The policyholder was a management association that operated a condominium complex in Manchester. Many of the units had cantilevered balconies, and those began experiencing structural problems in 2007. By 2012, it had become apparent that joists under the balconies had suffered moisture infiltration leading to rot and deterioration, and a structural engineer recommended that they be taken out of service altogether. According to the insurer’s expert, this was attributable to “construction and design issues.”
The insured made claim, contending that it suffered a compensable loss under an additional coverage afforded for the peril of collapse occasioned by “hidden decay;” the joists had never been inspected or exposed prior to 2012. The claim was denied, however, because the contract of insurance excluded loss caused by “[f]aulty, inadequate, or defective . . . [d]esign, specifications, workmanship, repair [or] construction.”
The policyholder responded with a declaratory judgment action, and cross-motions for summary judgment were filed.
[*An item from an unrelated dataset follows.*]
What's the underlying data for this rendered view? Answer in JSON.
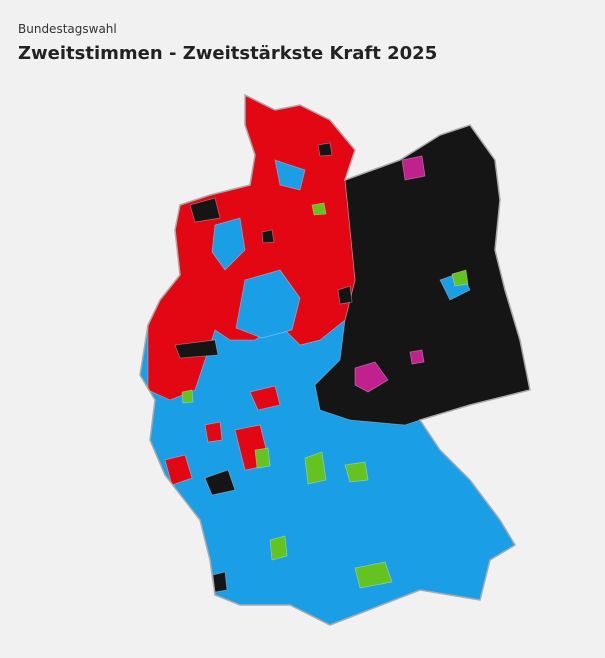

The insurer had also argued that none of the balconies had actually suffered a collapse, citing Gage v. Union Mut. Fire Ins. Co., 122 Vt. 246, 169 A.2d 29 (1961) for the proposition that to collapse meant “[t]o fall together suddenly” or “[t]o fall together or into an irregular mass or flattened form, through loss of firm connection or rigidity or support of the parts or loss of the contents.” The trial court agreed, and an appeal to Vermont’s Supreme Court followed. On August 7th, the state’s highest court reversed and remanded.
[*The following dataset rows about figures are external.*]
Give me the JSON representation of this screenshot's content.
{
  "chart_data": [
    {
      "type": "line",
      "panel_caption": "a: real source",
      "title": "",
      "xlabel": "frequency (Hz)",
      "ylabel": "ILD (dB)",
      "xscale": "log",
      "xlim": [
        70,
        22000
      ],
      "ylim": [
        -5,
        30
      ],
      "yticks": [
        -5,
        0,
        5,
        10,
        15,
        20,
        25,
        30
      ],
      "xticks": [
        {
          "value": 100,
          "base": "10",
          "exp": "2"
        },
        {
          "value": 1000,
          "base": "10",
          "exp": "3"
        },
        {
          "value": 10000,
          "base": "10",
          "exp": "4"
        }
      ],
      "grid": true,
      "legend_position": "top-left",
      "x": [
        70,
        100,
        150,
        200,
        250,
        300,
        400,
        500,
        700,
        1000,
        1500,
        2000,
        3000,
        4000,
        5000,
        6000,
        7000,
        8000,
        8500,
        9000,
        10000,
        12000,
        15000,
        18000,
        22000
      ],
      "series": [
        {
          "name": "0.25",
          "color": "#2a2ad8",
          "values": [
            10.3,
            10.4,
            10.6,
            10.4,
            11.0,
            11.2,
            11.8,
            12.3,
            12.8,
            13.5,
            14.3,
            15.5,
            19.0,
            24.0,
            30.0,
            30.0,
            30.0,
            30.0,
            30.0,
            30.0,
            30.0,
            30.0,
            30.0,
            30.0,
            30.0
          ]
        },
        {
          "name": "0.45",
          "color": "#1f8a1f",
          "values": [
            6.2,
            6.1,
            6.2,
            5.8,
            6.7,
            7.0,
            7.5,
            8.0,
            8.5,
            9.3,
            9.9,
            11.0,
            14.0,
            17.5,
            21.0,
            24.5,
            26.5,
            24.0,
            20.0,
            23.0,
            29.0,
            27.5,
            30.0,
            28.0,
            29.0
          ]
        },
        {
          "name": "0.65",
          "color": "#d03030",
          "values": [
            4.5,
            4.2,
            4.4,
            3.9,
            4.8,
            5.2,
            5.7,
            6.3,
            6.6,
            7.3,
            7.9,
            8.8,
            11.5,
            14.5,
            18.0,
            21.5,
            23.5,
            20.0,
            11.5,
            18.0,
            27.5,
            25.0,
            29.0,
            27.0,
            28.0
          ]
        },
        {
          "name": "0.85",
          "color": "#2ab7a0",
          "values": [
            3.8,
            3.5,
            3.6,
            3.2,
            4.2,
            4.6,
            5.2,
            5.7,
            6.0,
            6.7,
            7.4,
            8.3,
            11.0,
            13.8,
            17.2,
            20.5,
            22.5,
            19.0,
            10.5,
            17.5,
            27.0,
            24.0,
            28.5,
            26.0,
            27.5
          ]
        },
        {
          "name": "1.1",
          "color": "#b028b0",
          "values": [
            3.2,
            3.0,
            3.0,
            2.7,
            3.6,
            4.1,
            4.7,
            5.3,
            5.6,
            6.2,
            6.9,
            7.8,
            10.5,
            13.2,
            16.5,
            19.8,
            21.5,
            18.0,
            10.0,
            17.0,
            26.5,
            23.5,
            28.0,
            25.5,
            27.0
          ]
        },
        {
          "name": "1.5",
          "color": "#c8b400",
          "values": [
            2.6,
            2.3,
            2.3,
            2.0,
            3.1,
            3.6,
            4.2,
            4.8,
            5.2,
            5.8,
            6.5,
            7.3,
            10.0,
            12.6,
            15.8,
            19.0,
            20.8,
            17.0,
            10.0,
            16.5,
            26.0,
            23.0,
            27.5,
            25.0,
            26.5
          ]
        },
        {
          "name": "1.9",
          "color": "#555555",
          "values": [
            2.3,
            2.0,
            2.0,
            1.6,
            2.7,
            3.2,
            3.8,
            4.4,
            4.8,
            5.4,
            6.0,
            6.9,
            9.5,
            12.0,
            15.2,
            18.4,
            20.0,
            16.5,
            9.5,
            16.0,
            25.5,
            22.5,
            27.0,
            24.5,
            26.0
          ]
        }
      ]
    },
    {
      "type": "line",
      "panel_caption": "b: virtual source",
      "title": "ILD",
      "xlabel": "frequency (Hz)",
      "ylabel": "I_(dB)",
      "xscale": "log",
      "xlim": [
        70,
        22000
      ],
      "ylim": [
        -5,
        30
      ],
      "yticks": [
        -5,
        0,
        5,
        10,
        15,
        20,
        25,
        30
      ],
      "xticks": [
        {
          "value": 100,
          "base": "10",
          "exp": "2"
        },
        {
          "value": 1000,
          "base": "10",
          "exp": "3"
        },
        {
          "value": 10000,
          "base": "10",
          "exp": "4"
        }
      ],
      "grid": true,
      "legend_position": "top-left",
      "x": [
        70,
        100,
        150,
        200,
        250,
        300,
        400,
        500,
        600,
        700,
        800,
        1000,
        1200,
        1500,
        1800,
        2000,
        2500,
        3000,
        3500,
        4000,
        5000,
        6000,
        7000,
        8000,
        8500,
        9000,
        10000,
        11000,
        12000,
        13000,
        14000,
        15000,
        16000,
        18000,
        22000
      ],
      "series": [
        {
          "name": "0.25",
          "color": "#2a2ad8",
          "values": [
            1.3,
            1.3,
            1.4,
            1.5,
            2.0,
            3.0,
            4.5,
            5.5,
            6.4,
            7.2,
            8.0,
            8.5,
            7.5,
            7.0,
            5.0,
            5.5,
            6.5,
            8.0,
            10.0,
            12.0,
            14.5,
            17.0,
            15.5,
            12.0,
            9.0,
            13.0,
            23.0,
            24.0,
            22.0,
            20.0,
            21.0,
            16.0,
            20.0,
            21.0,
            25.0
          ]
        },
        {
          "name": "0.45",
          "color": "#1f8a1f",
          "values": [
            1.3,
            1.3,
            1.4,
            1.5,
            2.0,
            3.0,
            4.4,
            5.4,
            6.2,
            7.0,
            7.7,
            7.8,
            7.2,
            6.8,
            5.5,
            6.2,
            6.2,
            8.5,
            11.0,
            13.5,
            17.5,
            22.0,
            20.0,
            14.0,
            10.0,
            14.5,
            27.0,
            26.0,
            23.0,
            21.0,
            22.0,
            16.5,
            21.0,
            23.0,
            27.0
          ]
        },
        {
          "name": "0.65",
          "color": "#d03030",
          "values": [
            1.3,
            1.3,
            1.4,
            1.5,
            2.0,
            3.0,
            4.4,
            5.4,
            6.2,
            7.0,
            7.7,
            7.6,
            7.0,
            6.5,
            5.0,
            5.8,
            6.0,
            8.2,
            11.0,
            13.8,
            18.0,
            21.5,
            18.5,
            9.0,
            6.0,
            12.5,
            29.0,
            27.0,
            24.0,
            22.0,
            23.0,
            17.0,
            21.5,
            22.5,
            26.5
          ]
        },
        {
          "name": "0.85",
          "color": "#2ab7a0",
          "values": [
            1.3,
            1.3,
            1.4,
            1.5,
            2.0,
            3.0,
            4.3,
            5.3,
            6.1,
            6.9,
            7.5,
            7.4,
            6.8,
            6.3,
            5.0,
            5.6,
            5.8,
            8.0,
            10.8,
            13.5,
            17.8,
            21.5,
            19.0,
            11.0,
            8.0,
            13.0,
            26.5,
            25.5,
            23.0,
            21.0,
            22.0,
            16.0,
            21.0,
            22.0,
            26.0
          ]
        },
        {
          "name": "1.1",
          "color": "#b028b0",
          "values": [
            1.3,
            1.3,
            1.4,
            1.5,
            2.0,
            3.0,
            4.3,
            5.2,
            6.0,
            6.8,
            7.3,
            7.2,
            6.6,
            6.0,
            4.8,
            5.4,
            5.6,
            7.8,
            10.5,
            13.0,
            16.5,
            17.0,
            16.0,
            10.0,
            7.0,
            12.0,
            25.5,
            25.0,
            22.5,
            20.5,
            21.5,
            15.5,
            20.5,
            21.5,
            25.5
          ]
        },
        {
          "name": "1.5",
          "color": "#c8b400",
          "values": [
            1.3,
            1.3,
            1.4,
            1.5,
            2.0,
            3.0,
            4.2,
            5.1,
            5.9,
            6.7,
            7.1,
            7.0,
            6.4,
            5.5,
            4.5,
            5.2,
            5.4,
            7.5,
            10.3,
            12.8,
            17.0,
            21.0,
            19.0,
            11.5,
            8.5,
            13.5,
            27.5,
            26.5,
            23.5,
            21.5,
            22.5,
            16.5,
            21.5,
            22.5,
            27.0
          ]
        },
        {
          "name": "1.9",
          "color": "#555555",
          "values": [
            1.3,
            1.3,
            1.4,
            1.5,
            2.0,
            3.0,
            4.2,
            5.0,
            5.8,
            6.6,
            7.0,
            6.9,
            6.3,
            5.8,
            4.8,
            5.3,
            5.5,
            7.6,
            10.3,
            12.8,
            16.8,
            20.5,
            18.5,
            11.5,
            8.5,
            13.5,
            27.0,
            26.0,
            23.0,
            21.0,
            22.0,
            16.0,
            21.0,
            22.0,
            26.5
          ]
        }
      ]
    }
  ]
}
Speaking for four of the five justices, Chief Justice Paul Reiber held that Gage did not control. The policy in the 1961 case covered “all direct loss to property by . . . [c]ollapse;” the association’s policy, on the other hand, afforded coverage for “risks of direct physical ‘loss’ involving collapse of ‘buildings’ or any part of ‘buildings.’ “ As the Chief Justice explained, “[t]he difference in language is great.”
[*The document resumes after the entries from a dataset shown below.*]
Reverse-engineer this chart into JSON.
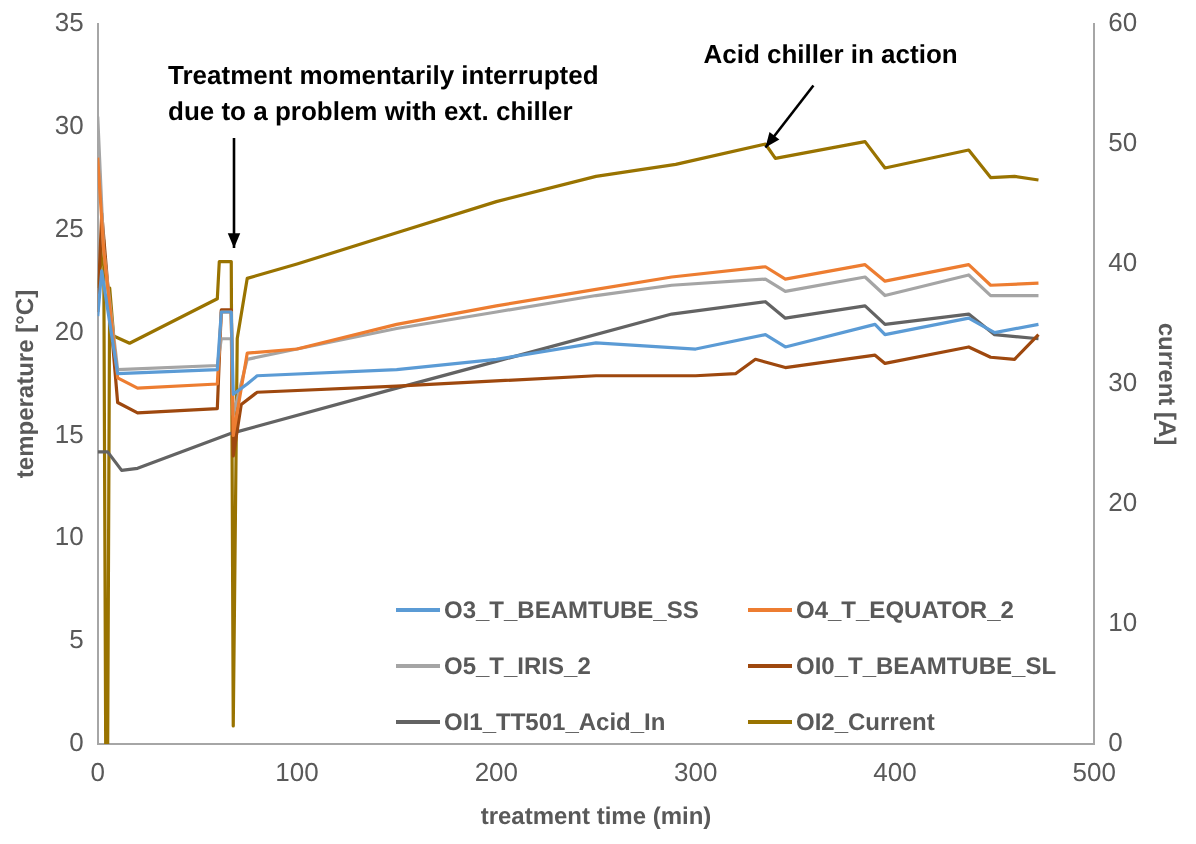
{
  "chart_data": {
    "type": "line",
    "xlabel": "treatment time (min)",
    "ylabel": "temperature [°C]",
    "y2label": "current [A]",
    "xlim": [
      0,
      500
    ],
    "xticks": [
      0,
      100,
      200,
      300,
      400,
      500
    ],
    "ylim": [
      0,
      35
    ],
    "yticks": [
      0,
      5,
      10,
      15,
      20,
      25,
      30,
      35
    ],
    "y2lim": [
      0,
      60
    ],
    "y2ticks": [
      0,
      10,
      20,
      30,
      40,
      50,
      60
    ],
    "grid": false,
    "legend": "bottom right",
    "marker": "none",
    "line_style": "solid",
    "annotations": [
      "Treatment momentarily interrupted due to a problem with ext. chiller",
      {
        "text": "Acid chiller in action",
        "x": 335,
        "y": 29
      }
    ],
    "series": [
      {
        "name": "O3_T_BEAMTUBE_SS",
        "color": "#5b9bd5",
        "x": [
          0,
          2,
          10,
          60,
          62,
          67,
          68,
          75,
          80,
          150,
          200,
          250,
          300,
          335,
          345,
          390,
          395,
          437,
          450,
          472
        ],
        "values": [
          20.8,
          23,
          18,
          18.2,
          21,
          21,
          17,
          17.5,
          17.9,
          18.2,
          18.7,
          19.5,
          19.2,
          19.9,
          19.3,
          20.4,
          19.9,
          20.7,
          20,
          20.4
        ]
      },
      {
        "name": "O4_T_EQUATOR_2",
        "color": "#ed7d31",
        "x": [
          0,
          3,
          10,
          20,
          60,
          62,
          67,
          68,
          75,
          100,
          150,
          200,
          250,
          288,
          335,
          345,
          385,
          395,
          437,
          448,
          472
        ],
        "values": [
          28.5,
          24,
          17.8,
          17.3,
          17.5,
          21,
          21,
          15,
          19,
          19.2,
          20.4,
          21.3,
          22.1,
          22.7,
          23.2,
          22.6,
          23.3,
          22.5,
          23.3,
          22.3,
          22.4
        ]
      },
      {
        "name": "O5_T_IRIS_2",
        "color": "#a5a5a5",
        "x": [
          0,
          3,
          10,
          60,
          62,
          67,
          68,
          75,
          100,
          150,
          200,
          250,
          288,
          335,
          345,
          385,
          395,
          437,
          448,
          472
        ],
        "values": [
          30.5,
          24,
          18.2,
          18.4,
          19.7,
          19.7,
          16,
          18.7,
          19.2,
          20.2,
          21,
          21.8,
          22.3,
          22.6,
          22,
          22.7,
          21.8,
          22.8,
          21.8,
          21.8
        ]
      },
      {
        "name": "OI0_T_BEAMTUBE_SL",
        "color": "#9e480e",
        "x": [
          0,
          2,
          10,
          20,
          60,
          62,
          67,
          68,
          72,
          80,
          150,
          250,
          300,
          320,
          330,
          345,
          390,
          395,
          437,
          448,
          460,
          472
        ],
        "values": [
          21,
          25.8,
          16.6,
          16.1,
          16.3,
          21.1,
          21.1,
          14,
          16.5,
          17.1,
          17.4,
          17.9,
          17.9,
          18,
          18.7,
          18.3,
          18.9,
          18.5,
          19.3,
          18.8,
          18.7,
          19.9
        ]
      },
      {
        "name": "OI1_TT501_Acid_In",
        "color": "#636363",
        "x": [
          0,
          5,
          12,
          20,
          67,
          150,
          200,
          288,
          335,
          345,
          385,
          395,
          437,
          450,
          472
        ],
        "values": [
          14.2,
          14.2,
          13.3,
          13.4,
          15.1,
          17.3,
          18.6,
          20.9,
          21.5,
          20.7,
          21.3,
          20.4,
          20.9,
          19.9,
          19.7
        ]
      },
      {
        "name": "OI2_Current",
        "color": "#997300",
        "axis": "y2",
        "x": [
          0,
          3,
          4,
          5,
          6,
          8,
          16,
          60,
          61,
          67,
          68,
          70,
          75,
          100,
          150,
          200,
          250,
          290,
          335,
          340,
          385,
          395,
          437,
          448,
          460,
          472
        ],
        "values": [
          38,
          42,
          0,
          0,
          38,
          34,
          33.4,
          37.1,
          40.2,
          40.2,
          1.5,
          33.8,
          38.8,
          40,
          42.6,
          45.2,
          47.3,
          48.3,
          50,
          48.8,
          50.2,
          48,
          49.5,
          47.2,
          47.3,
          47
        ]
      }
    ]
  }
}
Here . . . the policy contains additional language beyond “collapse.” The balconies may incur damage from a “risk of direct physical ‘loss’ involving collapse” even where they have not detached and completely fallen away from the buildings. . . . Such language may even expressly expand the scope of coverage if a court finds that a catastrophic failure is imminent or that the insured building’s structural integrity has degraded to the point where it cannot be safely and reliably used.
Because it held that “[t]he single word ‘collapse’ and the phrase ‘risk of loss involving collapse’ cannot mean the same thing,” the court was forced to craft the definition of the broader grant of coverage. After canvasing cases from a number of other jurisdictions, the decision concluded “that ‘a risk of direct physical loss involving collapse’ means a risk of imminent collapse.”
The insured had invoked the old canard of ambiguity, but the majority opinion declined to reach that issue, saying instead that both the factual question of whether there had been an insured risk of collapse here and the question of whether the policy was ambiguous in nature should be decided in the first instance by the trial court. That prompted Justice Beth Robinson to write a lengthy and trenchant descent. While she agreed with the majority’s construction of the additional coverage for collapse, she stated that the panel could and should have resolved both legal question of whether the contract of insurance was ambiguous and the ultimate question of whether there was sufficient evidence in the appellate record to allow the high court to determine coverage for good and all.